Hi,
I have 5 kernels to launch in a specific order, so for now I use clEnqueueNDRange.... in C++
I would like to create another kernel that is able to launch theses kernels, but I don't want to put the 5 kernels code into the same "build".
4 kernels have been saved as binary format, to avoid to recompile each time !
The last kernel is dynamically generated at run time.
So, I think that it is not possible, but I ask ?
thx
you can call another kernel from kernel. it behave like another function. but you can't "dynamicaly link" binary kernels.
It is the problem !
I would like to compile the last kernel and tell that its is related to other kernels !

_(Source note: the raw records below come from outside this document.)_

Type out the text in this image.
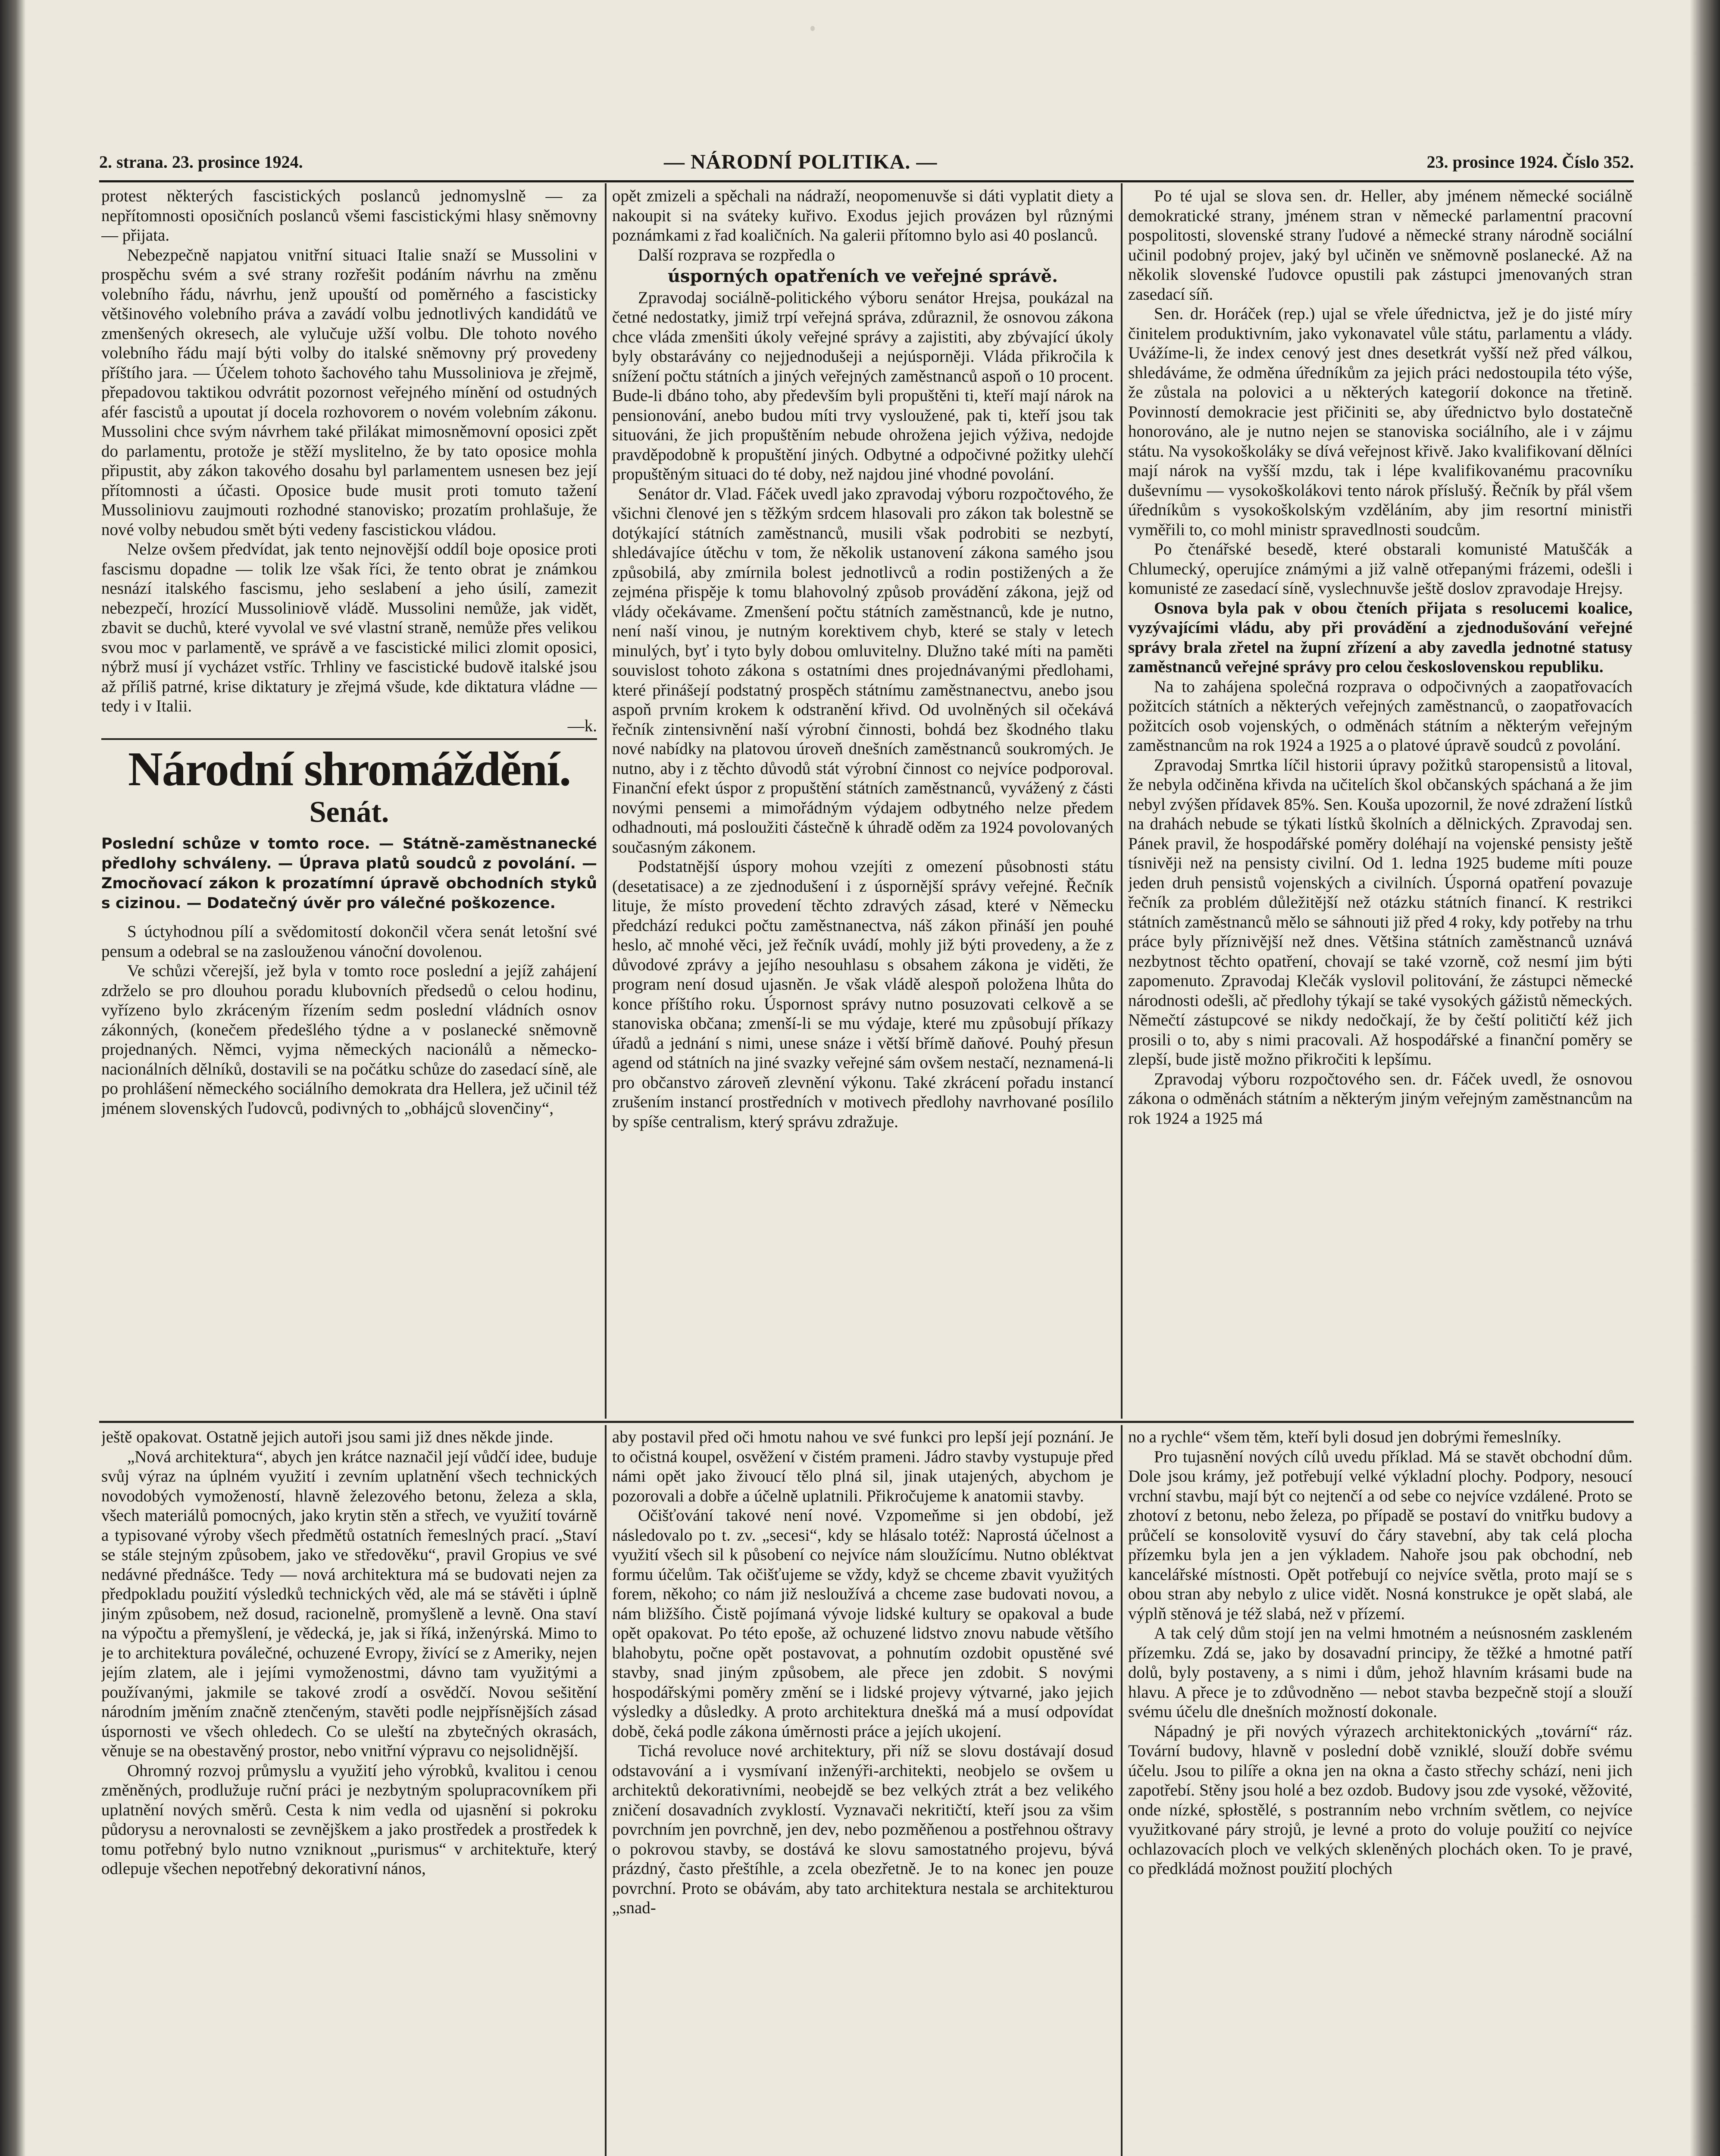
2. strana. 23. prosince 1924.	— NÁRODNÍ POLITIKA. —	23. prosince 1924. Číslo 352.

protest některých fascistických poslanců jednomyslně — za nepřítomnosti oposičních poslanců všemi fascistickými hlasy sněmovny — přijata.

Nebezpečně napjatou vnitřní situaci Italie snaží se Mussolini v prospěchu svém a své strany rozřešit podáním návrhu na změnu volebního řádu, návrhu, jenž upouští od poměrného a fascisticky většinového volebního práva a zavádí volbu jednotlivých kandidátů ve zmenšených okresech, ale vylučuje užší volbu. Dle tohoto nového volebního řádu mají býti volby do italské sněmovny prý provedeny příštího jara. — Účelem tohoto šachového tahu Mussoliniova je zřejmě, přepadovou taktikou odvrátit pozornost veřejného mínění od ostudných afér fascistů a upoutat jí docela rozhovorem o novém volebním zákonu. Mussolini chce svým návrhem také přilákat mimosněmovní oposici zpět do parlamentu, protože je stěží myslitelno, že by tato oposice mohla připustit, aby zákon takového dosahu byl parlamentem usnesen bez její přítomnosti a účasti. Oposice bude musit proti tomuto tažení Mussoliniovu zaujmouti rozhodné stanovisko; prozatím prohlašuje, že nové volby nebudou smět býti vedeny fascistickou vládou.

Nelze ovšem předvídat, jak tento nejnovější oddíl boje oposice proti fascismu dopadne — tolik lze však říci, že tento obrat je známkou nesnází italského fascismu, jeho seslabení a jeho úsilí, zamezit nebezpečí, hrozící Mussoliniově vládě. Mussolini nemůže, jak vidět, zbavit se duchů, které vyvolal ve své vlastní straně, nemůže přes velikou svou moc v parlamentě, ve správě a ve fascistické milici zlomit oposici, nýbrž musí jí vycházet vstříc. Trhliny ve fascistické budově italské jsou až příliš patrné, krise diktatury je zřejmá všude, kde diktatura vládne — tedy i v Italii.

—k.
Národní shromáždění.
Senát.
Poslední schůze v tomto roce. — Státně-zaměstnanecké předlohy schváleny. — Úprava platů soudců z povolání. — Zmocňovací zákon k prozatímní úpravě obchodních styků s cizinou. — Dodatečný úvěr pro válečné poškozence.

S úctyhodnou pílí a svědomitostí dokončil včera senát letošní své pensum a odebral se na zaslouženou vánoční dovolenou.

Ve schůzi včerejší, jež byla v tomto roce poslední a jejíž zahájení zdrželo se pro dlouhou poradu klubovních předsedů o celou hodinu, vyřízeno bylo zkráceným řízením sedm poslední vládních osnov zákonných, (konečem předešlého týdne a v poslanecké sněmovně projednaných. Němci, vyjma německých nacionálů a německo-nacionálních dělníků, dostavili se na počátku schůze do zasedací síně, ale po prohlášení německého sociálního demokrata dra Hellera, jež učinil též jménem slovenských ľudovců, podivných to „obhájců slovenčiny“,

opět zmizeli a spěchali na nádraží, neopomenuvše si dáti vyplatit diety a nakoupit si na sváteky kuřivo. Exodus jejich provázen byl různými poznámkami z řad koaličních. Na galerii přítomno bylo asi 40 poslanců.

Další rozprava se rozpředla o

úsporných opatřeních ve veřejné správě.

Zpravodaj sociálně-politického výboru senátor Hrejsa, poukázal na četné nedostatky, jimiž trpí veřejná správa, zdůraznil, že osnovou zákona chce vláda zmenšiti úkoly veřejné správy a zajistiti, aby zbývající úkoly byly obstarávány co nejjednodušeji a nejúsporněji. Vláda přikročila k snížení počtu státních a jiných veřejných zaměstnanců aspoň o 10 procent. Bude-li dbáno toho, aby především byli propuštěni ti, kteří mají nárok na pensionování, anebo budou míti trvy vysloužené, pak ti, kteří jsou tak situováni, že jich propuštěním nebude ohrožena jejich výživa, nedojde pravděpodobně k propuštění jiných. Odbytné a odpočivné požitky ulehčí propuštěným situaci do té doby, než najdou jiné vhodné povolání.

Senátor dr. Vlad. Fáček uvedl jako zpravodaj výboru rozpočtového, že všichni členové jen s těžkým srdcem hlasovali pro zákon tak bolestně se dotýkající státních zaměstnanců, musili však podrobiti se nezbytí, shledávajíce útěchu v tom, že několik ustanovení zákona samého jsou způsobilá, aby zmírnila bolest jednotlivců a rodin postižených a že zejména přispěje k tomu blahovolný způsob provádění zákona, jejž od vlády očekávame. Zmenšení počtu státních zaměstnanců, kde je nutno, není naší vinou, je nutným korektivem chyb, které se staly v letech minulých, byť i tyto byly dobou omluvitelny. Dlužno také míti na paměti souvislost tohoto zákona s ostatními dnes projednávanými předlohami, které přinášejí podstatný prospěch státnímu zaměstnanectvu, anebo jsou aspoň prvním krokem k odstranění křivd. Od uvolněných sil očekává řečník zintensivnění naší výrobní činnosti, bohdá bez škodného tlaku nové nabídky na platovou úroveň dnešních zaměstnanců soukromých. Je nutno, aby i z těchto důvodů stát výrobní činnost co nejvíce podporoval. Finanční efekt úspor z propuštění státních zaměstnanců, vyvážený z části novými pensemi a mimořádným výdajem odbytného nelze předem odhadnouti, má posloužiti částečně k úhradě oděm za 1924 povolovaných současným zákonem.

Podstatnější úspory mohou vzejíti z omezení působnosti státu (desetatisace) a ze zjednodušení i z úspornější správy veřejné. Řečník lituje, že místo provedení těchto zdravých zásad, které v Německu předchází redukci počtu zaměstnanectva, náš zákon přináší jen pouhé heslo, ač mnohé věci, jež řečník uvádí, mohly již býti provedeny, a že z důvodové zprávy a jejího nesouhlasu s obsahem zákona je viděti, že program není dosud ujasněn. Je však vládě alespoň položena lhůta do konce příštího roku. Úspornost správy nutno posuzovati celkově a se stanoviska občana; zmenší-li se mu výdaje, které mu způsobují příkazy úřadů a jednání s nimi, unese snáze i větší břímě daňové. Pouhý přesun agend od státních na jiné svazky veřejné sám ovšem nestačí, neznamená-li pro občanstvo zároveň zlevnění výkonu. Také zkrácení pořadu instancí zrušením instancí prostředních v motivech předlohy navrhované posílilo by spíše centralism, který správu zdražuje.

Po té ujal se slova sen. dr. Heller, aby jménem německé sociálně demokratické strany, jménem stran v německé parlamentní pracovní pospolitosti, slovenské strany ľudové a německé strany národně sociální učinil podobný projev, jaký byl učiněn ve sněmovně poslanecké. Až na několik slovenské ľudovce opustili pak zástupci jmenovaných stran zasedací síň.

Sen. dr. Horáček (rep.) ujal se vřele úřednictva, jež je do jisté míry činitelem produktivním, jako vykonavatel vůle státu, parlamentu a vlády. Uvážíme-li, že index cenový jest dnes desetkrát vyšší než před válkou, shledáváme, že odměna úředníkům za jejich práci nedostoupila této výše, že zůstala na polovici a u některých kategorií dokonce na třetině. Povinností demokracie jest přičiniti se, aby úřednictvo bylo dostatečně honorováno, ale je nutno nejen se stanoviska sociálního, ale i v zájmu státu. Na vysokoškoláky se dívá veřejnost křivě. Jako kvalifikovaní dělníci mají nárok na vyšší mzdu, tak i lépe kvalifikovanému pracovníku duševnímu — vysokoškolákovi tento nárok příslušý. Řečník by přál všem úředníkům s vysokoškolským vzděláním, aby jim resortní ministři vyměřili to, co mohl ministr spravedlnosti soudcům.

Po čtenářské besedě, které obstarali komunisté Matuščák a Chlumecký, operujíce známými a již valně otřepanými frázemi, odešli i komunisté ze zasedací síně, vyslechnuvše ještě doslov zpravodaje Hrejsy.

Osnova byla pak v obou čteních přijata s resolucemi koalice, vyzývajícími vládu, aby při provádění a zjednodušování veřejné správy brala zřetel na župní zřízení a aby zavedla jednotné statusy zaměstnanců veřejné správy pro celou československou republiku.

Na to zahájena společná rozprava o odpočivných a zaopatřovacích požitcích státních a některých veřejných zaměstnanců, o zaopatřovacích požitcích osob vojenských, o odměnách státním a některým veřejným zaměstnancům na rok 1924 a 1925 a o platové úpravě soudců z povolání.

Zpravodaj Smrtka líčil historii úpravy požitků staropensistů a litoval, že nebyla odčiněna křivda na učitelích škol občanských spáchaná a že jim nebyl zvýšen přídavek 85%. Sen. Kouša upozornil, že nové zdražení lístků na drahách nebude se týkati lístků školních a dělnických. Zpravodaj sen. Pánek pravil, že hospodářské poměry doléhají na vojenské pensisty ještě tísnivěji než na pensisty civilní. Od 1. ledna 1925 budeme míti pouze jeden druh pensistů vojenských a civilních. Úsporná opatření povazuje řečník za problém důležitější než otázku státních financí. K restrikci státních zaměstnanců mělo se sáhnouti již před 4 roky, kdy potřeby na trhu práce byly příznivější než dnes. Většina státních zaměstnanců uznává nezbytnost těchto opatření, chovají se také vzorně, což nesmí jim býti zapomenuto. Zpravodaj Klečák vyslovil politování, že zástupci německé národnosti odešli, ač předlohy týkají se také vysokých gážistů německých. Němečtí zástupcové se nikdy nedočkají, že by čeští političtí kéž jich prosili o to, aby s nimi pracovali. Až hospodářské a finanční poměry se zlepší, bude jistě možno přikročiti k lepšímu.

Zpravodaj výboru rozpočtového sen. dr. Fáček uvedl, že osnovou zákona o odměnách státním a některým jiným veřejným zaměstnancům na rok 1924 a 1925 má

ještě opakovat. Ostatně jejich autoři jsou sami již dnes někde jinde.

„Nová architektura“, abych jen krátce naznačil její vůdčí idee, buduje svůj výraz na úplném využití i zevním uplatnění všech technických novodobých vymožeností, hlavně železového betonu, železa a skla, všech materiálů pomocných, jako krytin stěn a střech, ve využití továrně a typisované výroby všech předmětů ostatních řemeslných prací. „Staví se stále stejným způsobem, jako ve středověku“, pravil Gropius ve své nedávné přednášce. Tedy — nová architektura má se budovati nejen za předpokladu použití výsledků technických věd, ale má se stávěti i úplně jiným způsobem, než dosud, racionelně, promyšleně a levně. Ona staví na výpočtu a přemyšlení, je vědecká, je, jak si říká, inženýrská. Mimo to je to architektura poválečné, ochuzené Evropy, živící se z Ameriky, nejen jejím zlatem, ale i jejími vymoženostmi, dávno tam využitými a používanými, jakmile se takové zrodí a osvědčí. Novou sešitění národním jměním značně ztenčeným, stavěti podle nejpřísnějších zásad úspornosti ve všech ohledech. Co se uleští na zbytečných okrasách, věnuje se na obestavěný prostor, nebo vnitřní výpravu co nejsolidnější.

Ohromný rozvoj průmyslu a využití jeho výrobků, kvalitou i cenou změněných, prodlužuje ruční práci je nezbytným spolupracovníkem při uplatnění nových směrů. Cesta k nim vedla od ujasnění si pokroku půdorysu a nerovnalosti se zevnějškem a jako prostředek a prostředek k tomu potřebný bylo nutno vzniknout „purismus“ v architektuře, který odlepuje všechen nepotřebný dekorativní nános,

aby postavil před oči hmotu nahou ve své funkci pro lepší její poznání. Je to očistná koupel, osvěžení v čistém prameni. Jádro stavby vystupuje před námi opět jako živoucí tělo plná sil, jinak utajených, abychom je pozorovali a dobře a účelně uplatnili. Přikročujeme k anatomii stavby.

Očišťování takové není nové. Vzpomeňme si jen období, jež následovalo po t. zv. „secesi“, kdy se hlásalo totéž: Naprostá účelnost a využití všech sil k působení co nejvíce nám sloužícímu. Nutno obléktvat formu účelům. Tak očišťujeme se vždy, když se chceme zbavit využitých forem, někoho; co nám již nesloužívá a chceme zase budovati novou, a nám bližšího. Čistě pojímaná vývoje lidské kultury se opakoval a bude opět opakovat. Po této epoše, až ochuzené lidstvo znovu nabude většího blahobytu, počne opět postavovat, a pohnutím ozdobit opustěné své stavby, snad jiným způsobem, ale přece jen zdobit. S novými hospodářskými poměry změní se i lidské projevy výtvarné, jako jejich výsledky a důsledky. A proto architektura dnešká má a musí odpovídat době, čeká podle zákona úměrnosti práce a jejích ukojení.

Tichá revoluce nové architektury, při níž se slovu dostávají dosud odstavování a i vysmívaní inženýři-architekti, neobjelo se ovšem u architektů dekorativními, neobejdě se bez velkých ztrát a bez velikého zničení dosavadních zvyklostí. Vyznavači nekritičtí, kteří jsou za všim povrchním jen povrchně, jen dev, nebo pozměňenou a postřehnou oštravy o pokrovou stavby, se dostává ke slovu samostatného projevu, bývá prázdný, často přeštíhle, a zcela obezřetně. Je to na konec jen pouze povrchní. Proto se obávám, aby tato architektura nestala se architekturou „snad-

no a rychle“ všem těm, kteří byli dosud jen dobrými řemeslníky.

Pro tujasnění nových cílů uvedu příklad. Má se stavět obchodní dům. Dole jsou krámy, jež potřebují velké výkladní plochy. Podpory, nesoucí vrchní stavbu, mají být co nejtenčí a od sebe co nejvíce vzdálené. Proto se zhotoví z betonu, nebo železa, po případě se postaví do vnitřku budovy a průčelí se konsolovitě vysuví do čáry stavební, aby tak celá plocha přízemku byla jen a jen výkladem. Nahoře jsou pak obchodní, neb kancelářské místnosti. Opět potřebují co nejvíce světla, proto mají se s obou stran aby nebylo z ulice vidět. Nosná konstrukce je opět slabá, ale výplň stěnová je též slabá, než v přízemí.

A tak celý dům stojí jen na velmi hmotném a neúsnosném zaskleném přízemku. Zdá se, jako by dosavadní principy, že těžké a hmotné patří dolů, byly postaveny, a s nimi i dům, jehož hlavním krásami bude na hlavu. A přece je to zdůvodněno — nebot stavba bezpečně stojí a slouží svému účelu dle dnešních možností dokonale.

Nápadný je při nových výrazech architektonických „tovární“ ráz. Tovární budovy, hlavně v poslední době vzniklé, slouží dobře svému účelu. Jsou to pilíře a okna jen na okna a často střechy schází, neni jich zapotřebí. Stěny jsou holé a bez ozdob. Budovy jsou zde vysoké, věžovité, onde nízké, spłostělé, s postranním nebo vrchním světlem, co nejvíce využitkované páry strojů, je levné a proto do voluje použití co nejvíce ochlazovacích ploch ve velkých skleněných plochách oken. To je pravé, co předkládá možnost použití plochých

They are all in the same 'program', so technically it should be possible !
I don't want to get back to C++ and use a c++ kernel to dispatch the kernels 😞
Originally posted by: viewon01 It is the problem !
I would like to compile the last kernel and tell that its is related to other kernels !
They are all in the same 'program', so technically it should be possible !
I don't want to get back to C++ and use a c++ kernel to dispatch the kernels 😞
It is not possible to launch a kernel from kernel but kernel can call any kernel.
Note : clEnqueuNativeKernel can call any c function which can launch any kernel from clEnqueueNDRangeKernal.
The problems is that I have several kernels. Imagine 10 kernels.
But one of the kernels is generated dynamically and can change during execution of the software.
So, I must recompile it each time, the other kernels are saved as binary.
The problem is that I don't want to put everything in the same 'program' because I don't want to compile everything each time, just for a few functions that have changed !!!
With the GPU compilation take a lot of time !!!!!
Originally posted by: viewon01 The problems is that I have several kernels. Imagine 10 kernels.
But one of the kernels is generated dynamically and can change during execution of the software.
So, I must recompile it each time, the other kernels are saved as binary.
The problem is that I don't want to put everything in the same 'program' because I don't want to compile everything each time, just for a few functions that have changed !!!
With the GPU compilation take a lot of time !!!!!
I see only two solution as follows
1. Compile kernel code in another thread while setting up the data for that kernel buffer(Asyncronous implemenation)
2. Avoid dynamic kernel generation by writing a single kernel which handles these dynamics.